The scientist actually began as an engineering major. "When you dont have any starting ideas for what you wanted to do," he explained, "the typical thing to do was major in engineering."
Wingfield received his undergraduate degree in engineering from the University of Connecticut, but, fascinated by how the brain functioned, his interest was soon captured by psychology.
Wingfield went on to complete his Ph.D. in psychology at Oxford University and completed his graduate work on "how language is organized within the brain."
"Brandeis recruited me away from England," he says. Wingfield declined to mention the year he began teaching at Brandeis, as he "[did] not want people to know how old [he is]."
Fueled by his teaching motivation and interest in his research, Wingfield has been a valuable addition to the Brandeis faculty. Until this semester, he has taught "Human Neuropsychology," a semester-long course offered each year that focuses on the physiology of the brain relating to neurological behavior.
Wingfield conducted his work on age-related hearing loss at the Volen National Center for Complex Systems and Department of Psychology at Brandeis.
The study involved 179 and 150 fraternal male twin pairs from the Vietnam Era Twin Registry, ranging in age from 52 to 60 years, according to the article in Bio-Medicine. Auditory testing was proctored under hearing parameters ranging from 500 herz to 8,000 herz, a difference that can be compared to that of a fifth-octave piano note versus the high pitch threshold for human speech.
Wingfield had the veterans re-tested every few years, because it was "necessary to plot the rate of change in accordance to understanding risk factors such as ototoxicity and acoustic trauma."
The data from Wingfield's study accounts for variance in two-thirds of the subjects' dominant ears, and for half the variance observed in the subjects' weaker ears.
"Our goal," Wingfield explained, "is to be able to look at hearing loss based on these ratio changes of heritability."
Certain genes are surmised to play a significant role in hearing loss, and this information can be helpful in identifying individuals at risk for hearing loss. Two vulnerable groups for future study involve those prone to suffering from noise exposure or audio-disruptive medication.
Inside the Memory and Cognition Lab on the third floor of Volen, neuroscientists are conducting other studies in neuroscience.
According to Wingfield, a "handful of neuroscientists," including 12 graduate students, a few senior honors students and a couple of paid research positions, currently run the lab in his absence. The department is currently studying speech comprehension, focusing on examining changes in older individuals.
"Major areas of our research revolve around aspects of language, such as speech compression and prosody," says Tepring Piquado, a graduate student who works in the lab.

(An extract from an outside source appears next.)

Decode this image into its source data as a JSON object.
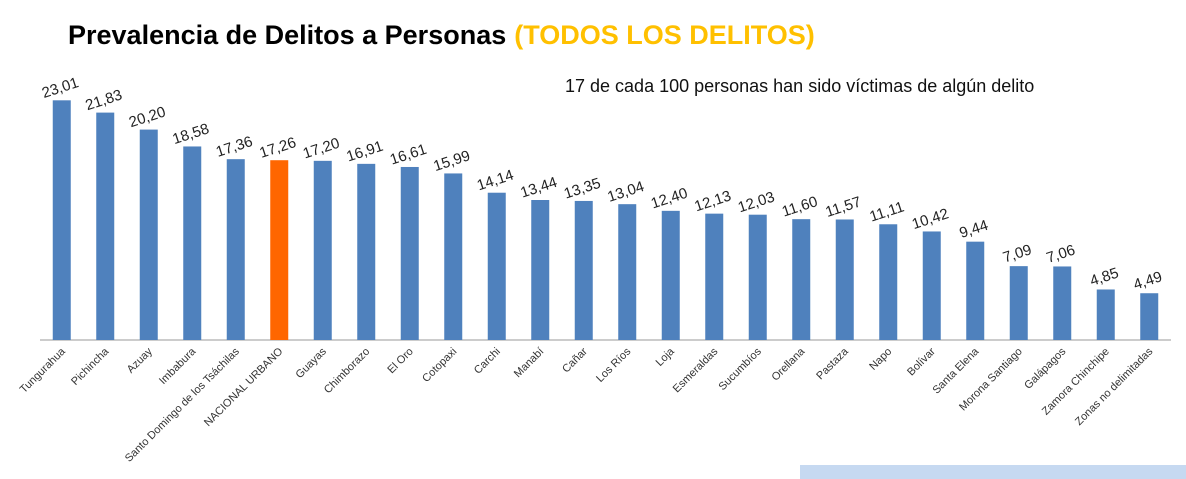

Piquado, a third-year neuroscience student working on her thesis, described two particular experiments involving sentence syntax.
The first study involves prosody in the right hemisphere of stroke patients in varying age groups. ""Subjects hear sentence fragments, then are asked to complete the sentence so that it makes grammatical sense to them," Piquado said. "Their response to sentences without timing or without pitch signal, which cue they are relying on to understand syntax."
The second experiment "re-investigated an old study, which reveals pupil dilation during attentive listening," Piquado said. Our pupils dilate when attempting to memorize characters such as letters and digits and contract during recitation from memory. Complexity and pupil dilation seem to be linked and are thus measured in the lab through complex sentences of subject-relative and object-relative clauses.
Wingfield remains eager and optimistic about the future of his scientific research.
"There are always two things I was passionate about: teaching and research," he says. "These two support one another, and as long as I can do both, I am cooping up at Brandeis until the grants are exhausted.